Now, Lydia, well, she is my favourite. The brittle queen of the new criminal order; she’s all terse conversation and uncomfortable tension. She knows all about the top side of the operation, how the product goes out, where the money goes once it comes in. But, she needs to get right down in the dirt, literally underground, to suss out just why the quality of her new product is no longer satisfactory. Sure, Lydia stays pitched up on her high heels (perfect for getting around in the desert), and she’ll keep her eyes closed against the aftermath of the carnage. But, Lydia still set up the massacre and had to summon up some demons (cherubic Todd and family) to reclaim her turf. Shockingly, not everyone plays well in the darkness, not even those who want to pretend they aren’t already sunk in the muck.

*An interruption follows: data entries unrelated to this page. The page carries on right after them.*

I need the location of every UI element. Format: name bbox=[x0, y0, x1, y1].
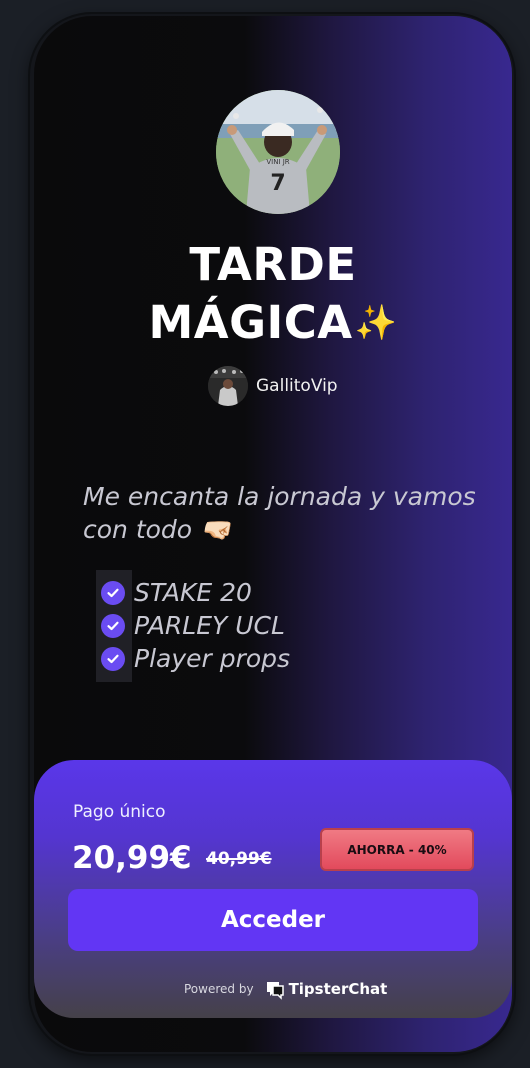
svg-text:7: 7 bbox=[270, 171, 285, 196]
access-button[interactable]: Acceder bbox=[68, 889, 478, 951]
brand-name: TipsterChat bbox=[288, 980, 388, 998]
svg-text:VINI JR: VINI JR bbox=[266, 158, 289, 166]
check-icon bbox=[101, 646, 125, 671]
check-icon bbox=[101, 580, 125, 605]
feature-item: Player props bbox=[96, 642, 290, 675]
creator-name: GallitoVip bbox=[256, 376, 338, 396]
product-avatar: VINI JR 7 bbox=[216, 90, 340, 214]
product-screen: VINI JR 7 TARDE MÁGICA✨ GallitoVip Me en… bbox=[34, 16, 512, 1052]
check-icon bbox=[101, 613, 125, 638]
feature-label: Player props bbox=[134, 644, 291, 673]
feature-label: PARLEY UCL bbox=[134, 611, 285, 640]
creator-avatar bbox=[208, 366, 248, 406]
powered-by[interactable]: Powered by TipsterChat bbox=[184, 978, 387, 1000]
original-price: 40,99€ bbox=[206, 849, 272, 869]
brand-logo: TipsterChat bbox=[264, 978, 388, 1000]
feature-label: STAKE 20 bbox=[134, 578, 252, 607]
price: 20,99€ bbox=[72, 840, 192, 876]
feature-item: STAKE 20 bbox=[96, 576, 290, 609]
powered-by-label: Powered by bbox=[184, 982, 254, 996]
discount-badge: AHORRA - 40% bbox=[320, 828, 474, 871]
product-title-line1: TARDE bbox=[189, 238, 357, 291]
sparkles-icon: ✨ bbox=[354, 303, 398, 343]
feature-list: STAKE 20 PARLEY UCL Player props bbox=[96, 570, 290, 682]
creator-row[interactable]: GallitoVip bbox=[208, 364, 338, 408]
product-title-line2: MÁGICA✨ bbox=[148, 296, 398, 349]
purchase-card: Pago único 20,99€ 40,99€ AHORRA - 40% Ac… bbox=[34, 760, 512, 1018]
tipsterchat-logo-icon bbox=[266, 982, 284, 1000]
feature-item: PARLEY UCL bbox=[96, 609, 290, 642]
payment-type-label: Pago único bbox=[73, 802, 166, 822]
product-description: Me encanta la jornada y vamos con todo 🤜… bbox=[83, 482, 476, 544]
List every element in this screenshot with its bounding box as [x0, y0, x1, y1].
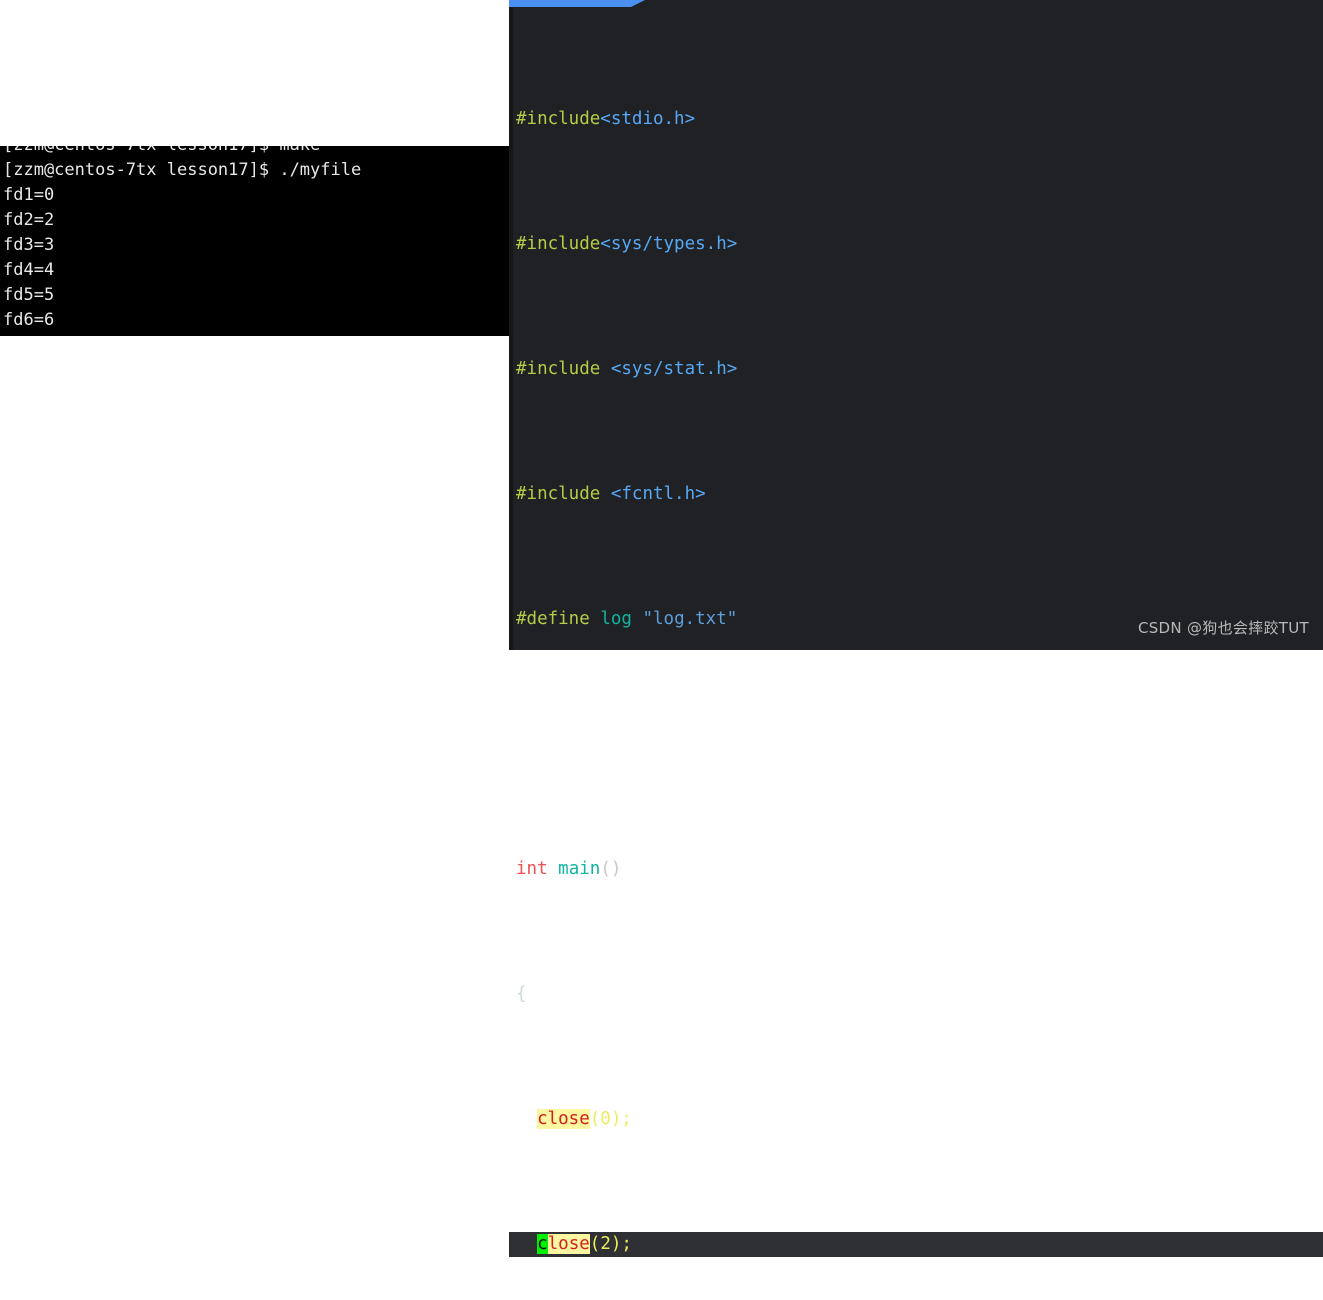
- preprocessor-directive: #include: [516, 234, 601, 254]
- terminal-clipped-top-line: [zzm@centos-7tx lesson17]$ make: [0, 146, 320, 158]
- macro-value: "log.txt": [642, 609, 738, 629]
- terminal-output-line: fd3=3: [3, 235, 55, 255]
- code-content[interactable]: #include<stdio.h> #include<sys/types.h> …: [509, 7, 1323, 1300]
- parens: (): [600, 859, 622, 879]
- terminal-output-line: fd1=0: [3, 185, 55, 205]
- code-line-include-stdio[interactable]: #include<stdio.h>: [509, 107, 1323, 132]
- preprocessor-directive: #define: [516, 609, 590, 629]
- code-line-close-0[interactable]: close(0);: [509, 1107, 1323, 1132]
- code-line-blank[interactable]: [509, 732, 1323, 757]
- code-line-close-2[interactable]: close(2);: [509, 1232, 1323, 1257]
- preprocessor-directive: #include: [516, 109, 601, 129]
- editor-cursor: c: [537, 1234, 548, 1254]
- code-editor-pane[interactable]: #include<stdio.h> #include<sys/types.h> …: [509, 0, 1323, 1257]
- terminal-prompt-line: [zzm@centos-7tx lesson17]$ ./myfile: [3, 160, 362, 180]
- code-line-include-fcntl[interactable]: #include <fcntl.h>: [509, 482, 1323, 507]
- close-token-rest: lose: [547, 1234, 590, 1254]
- header-name: <stdio.h>: [600, 109, 696, 129]
- close-argument-0: (0);: [589, 1109, 632, 1129]
- header-name: <sys/types.h>: [600, 234, 738, 254]
- terminal-clipped-top-row: [zzm@centos-7tx lesson17]$ make: [0, 146, 509, 158]
- keyword-int: int: [516, 859, 548, 879]
- highlighted-close-token-with-cursor: close: [537, 1234, 590, 1254]
- close-argument-2: (2);: [589, 1234, 632, 1254]
- terminal-window[interactable]: [zzm@centos-7tx lesson17]$ make [zzm@cen…: [0, 146, 509, 336]
- code-line-include-types[interactable]: #include<sys/types.h>: [509, 232, 1323, 257]
- highlighted-close-token: close: [537, 1109, 590, 1129]
- terminal-output-line: fd2=2: [3, 210, 55, 230]
- header-name: <sys/stat.h>: [610, 359, 738, 379]
- code-line-open-brace[interactable]: {: [509, 982, 1323, 1007]
- function-main: main: [558, 859, 601, 879]
- macro-name: log: [600, 609, 632, 629]
- code-line-include-stat[interactable]: #include <sys/stat.h>: [509, 357, 1323, 382]
- csdn-watermark: CSDN @狗也会摔跤TUT: [1137, 619, 1309, 637]
- brace-open: {: [516, 984, 527, 1004]
- code-line-main-signature[interactable]: int main(): [509, 857, 1323, 882]
- preprocessor-directive: #include: [516, 359, 601, 379]
- preprocessor-directive: #include: [516, 484, 601, 504]
- terminal-output-line: fd6=6: [3, 310, 55, 330]
- terminal-output-line: fd4=4: [3, 260, 55, 280]
- terminal-clipped-bottom-row: [zzm@centos-7tx lesson17]$: [0, 333, 509, 336]
- header-name: <fcntl.h>: [610, 484, 706, 504]
- editor-tab-indicator[interactable]: [509, 0, 631, 7]
- editor-tab-indicator-slant: [631, 0, 645, 7]
- terminal-output-line: fd5=5: [3, 285, 55, 305]
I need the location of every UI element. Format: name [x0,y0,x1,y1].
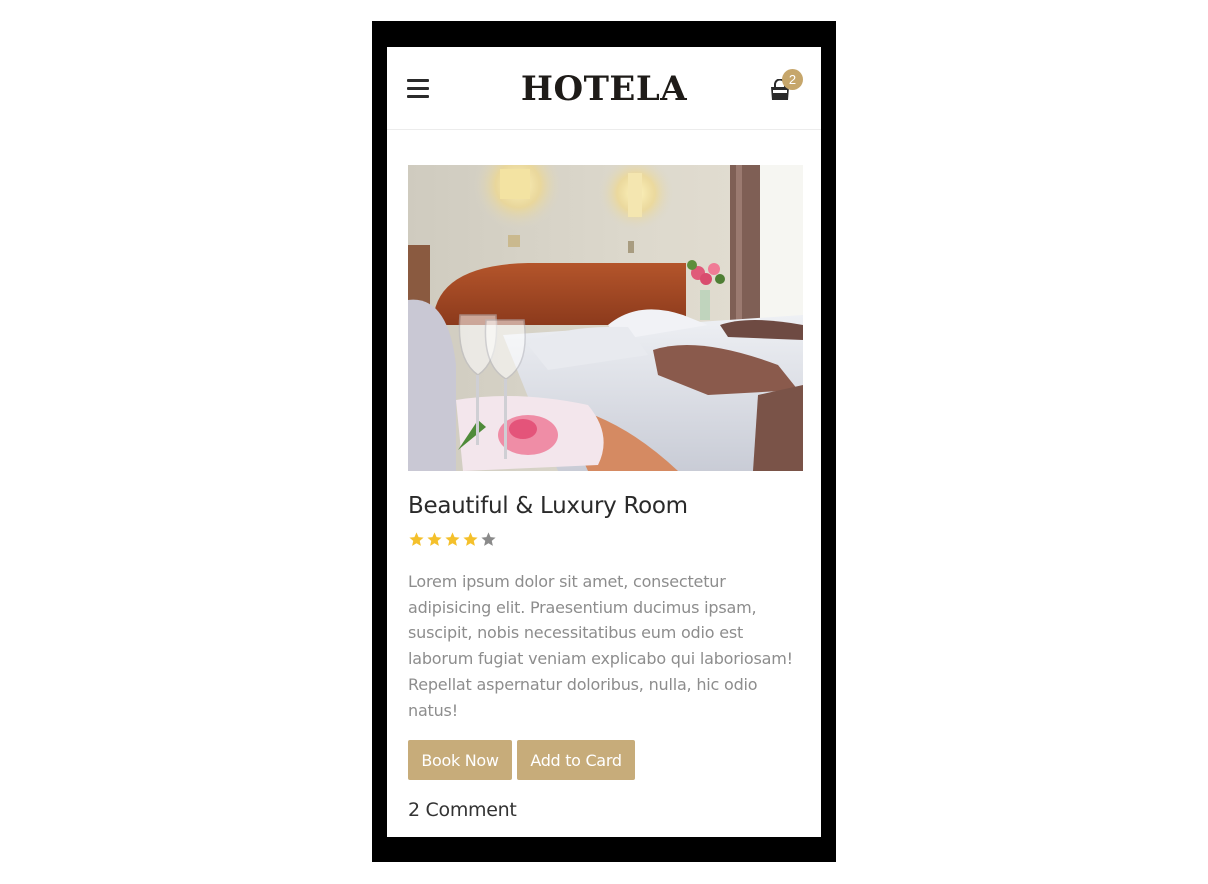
star-icon [427,532,442,546]
comment-count[interactable]: 2 Comment [408,799,517,821]
add-to-card-button[interactable]: Add to Card [517,740,635,780]
star-icon [463,532,478,546]
cart-count-badge: 2 [782,69,803,90]
star-rating [408,531,497,549]
star-icon [409,532,424,546]
room-description: Lorem ipsum dolor sit amet, consectetur … [408,572,793,720]
phone-frame: HOTELA 2 Beautiful & Luxury Room Lorem i… [372,21,836,862]
app-header: HOTELA 2 [387,47,821,130]
phone-screen: HOTELA 2 Beautiful & Luxury Room Lorem i… [387,47,821,837]
room-title: Beautiful & Luxury Room [408,493,688,519]
star-icon [481,532,496,546]
logo: HOTELA [520,69,688,109]
star-icon [445,532,460,546]
room-photo [408,165,803,471]
book-now-button[interactable]: Book Now [408,740,512,780]
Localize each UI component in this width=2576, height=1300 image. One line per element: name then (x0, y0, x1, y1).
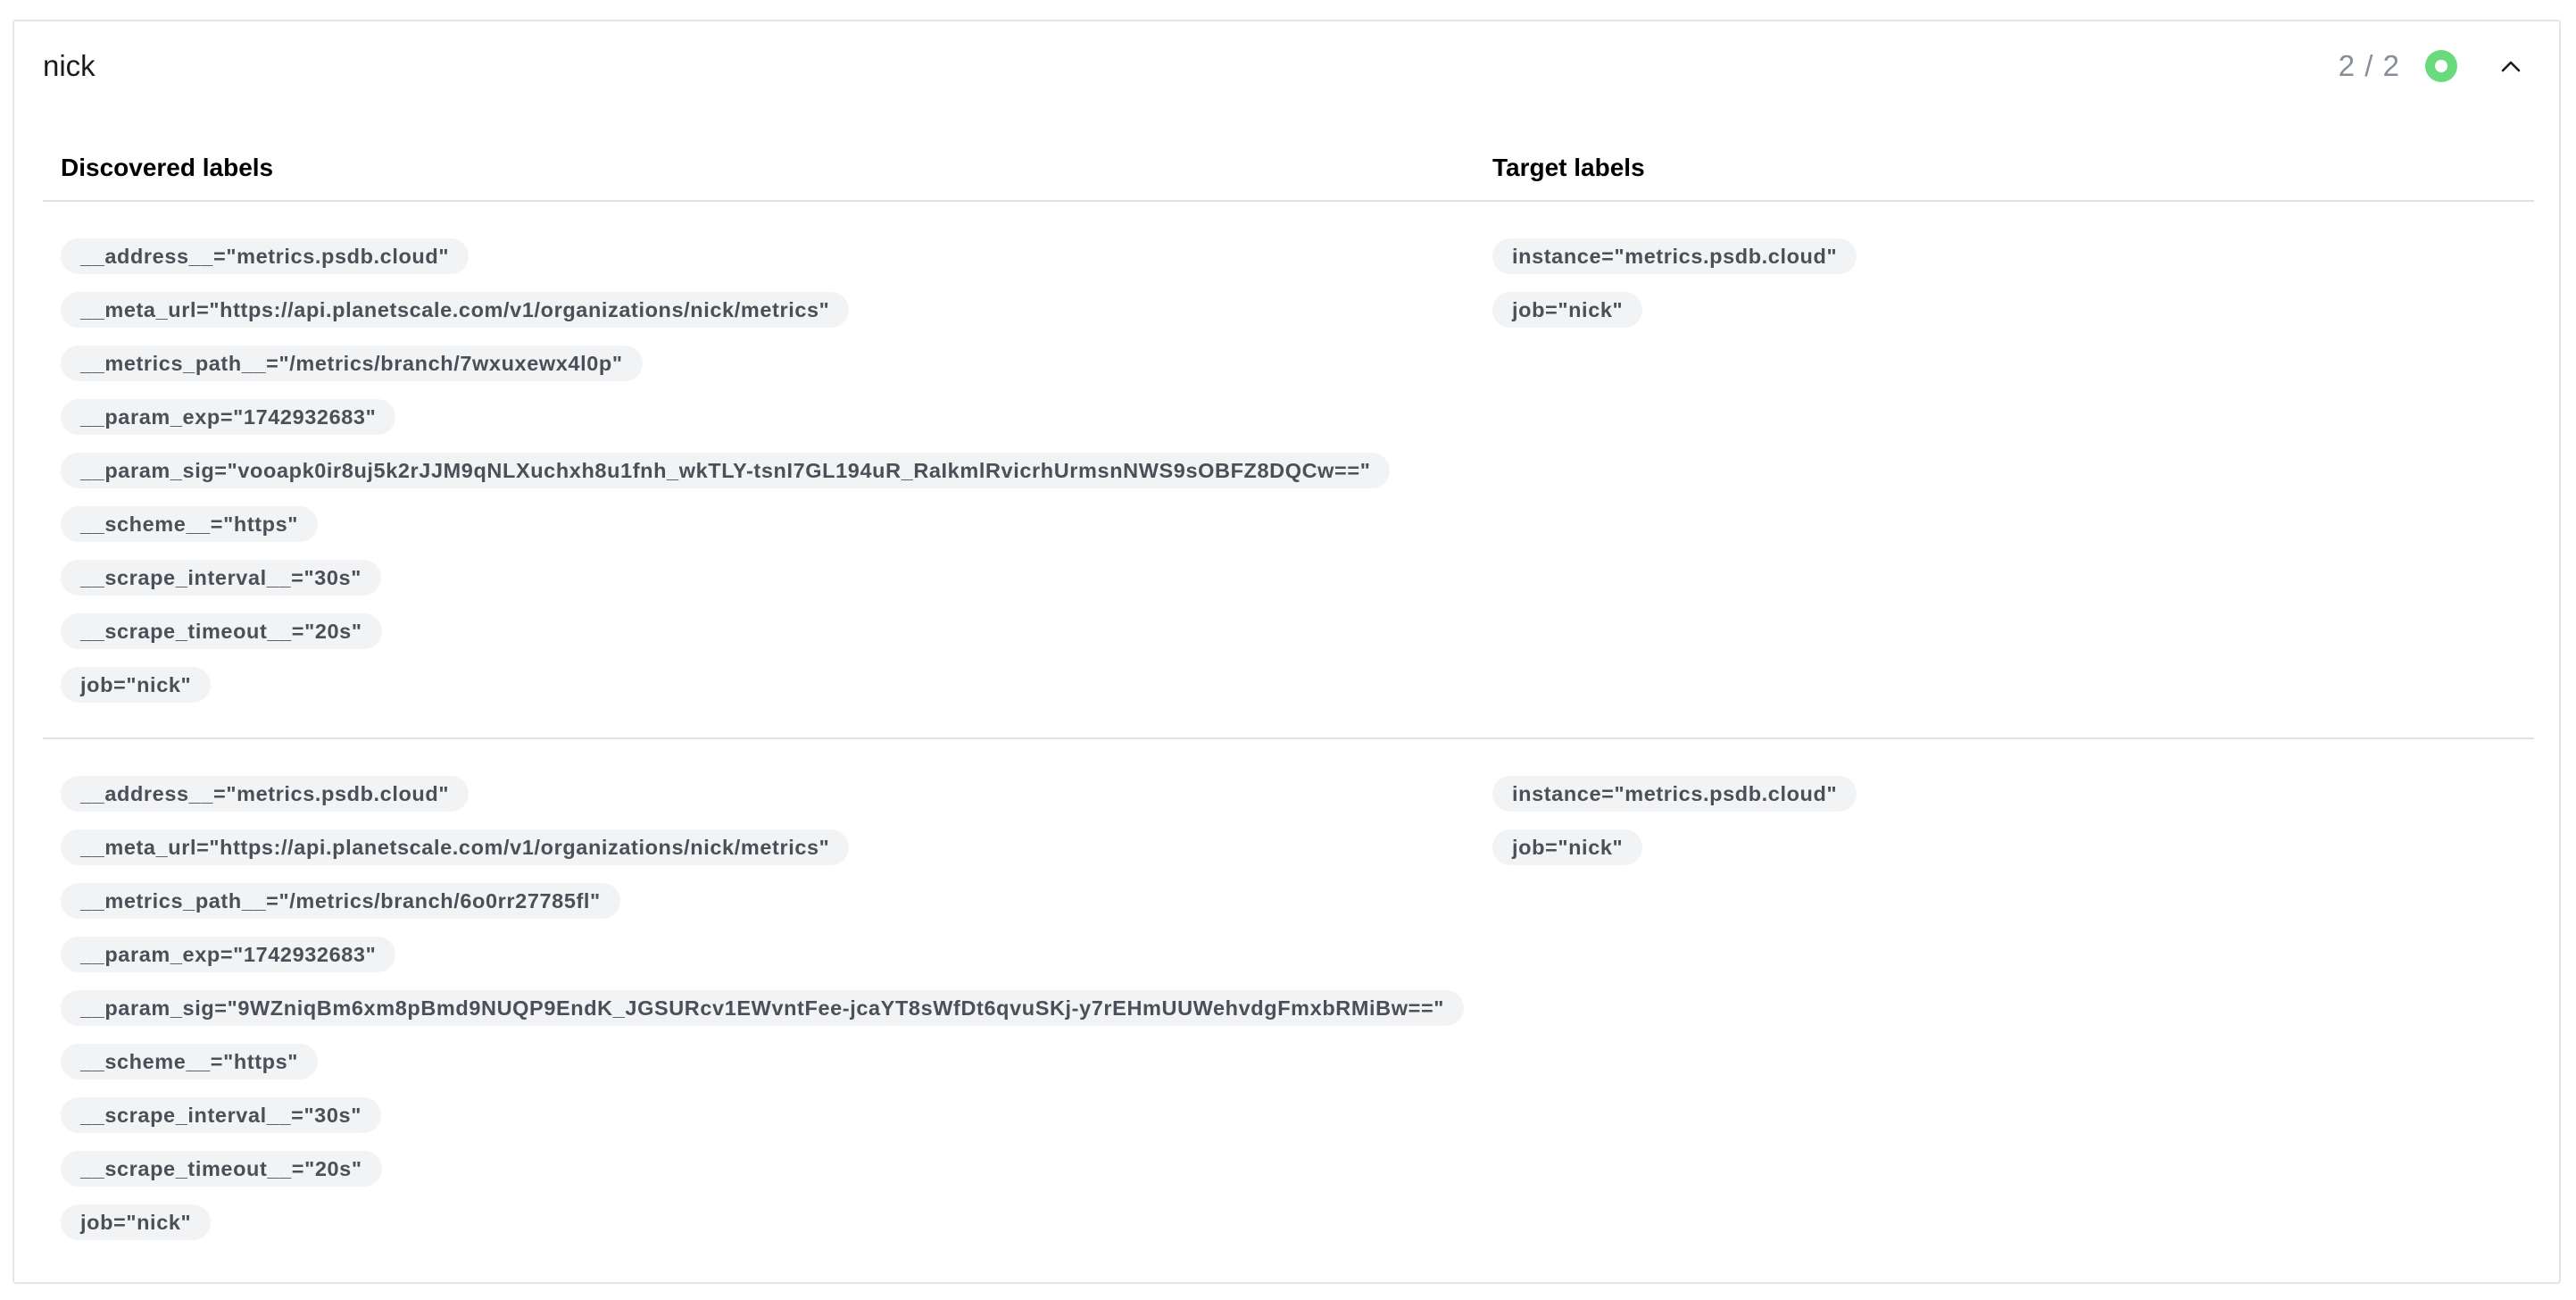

The painful realization is that even Hank, our virtuous hero, is not without a shadow. He admits to Marie – who is also finally waking up – that he alone has to bring down Walt, the infamous Heisenberg, so as to not bury his career with only “clueless joke” for an epitaph. That’s a depressing thought for Hank, labouring as he is to dig up the truth. It’s easy to see why he threw himself so easily into the study of rocks and minerals, polishing dirty clumps for the gems of truth within. Hank is now perfectly suited for the job of catching Walt; he’s just got to figure out how to move the rubble. Fortunately for Hank, he is thrown something of a shovel.

Spinning in the darkness.

Spinning in the darkness.

Last night’s episode began with yet another harrowing scene from Jesse’s descent into oblivion, beyond even the grasp of Hades. He doesn’t have any lines this week, just empty stares. Jesse is done bargaining. Did you notice the look of that little interrogation room? Dark, lit by one buzzing overhead light. The cops are keeping Jesse away from everyone, singling him out in an underground chamber, trying to make him talk. Hank, ever so affably, marches down into this small room to see his old pal Pinkman. From the look on Jesse’s face, neither will enjoy their time there. Still, I guess it is better than a trip south to Belize.


[1] One thing that still bothers me: Where, oh where is Walt Jr. during all of this? Even as a clueless teenager I could usually tell when my parents were in the midst of an argument or there was some broader familial tension going on. The artist formerly known as Walt Jr. always seems to be way, way out of the frame. Just how long are the school days in Albuquerque these days anyway?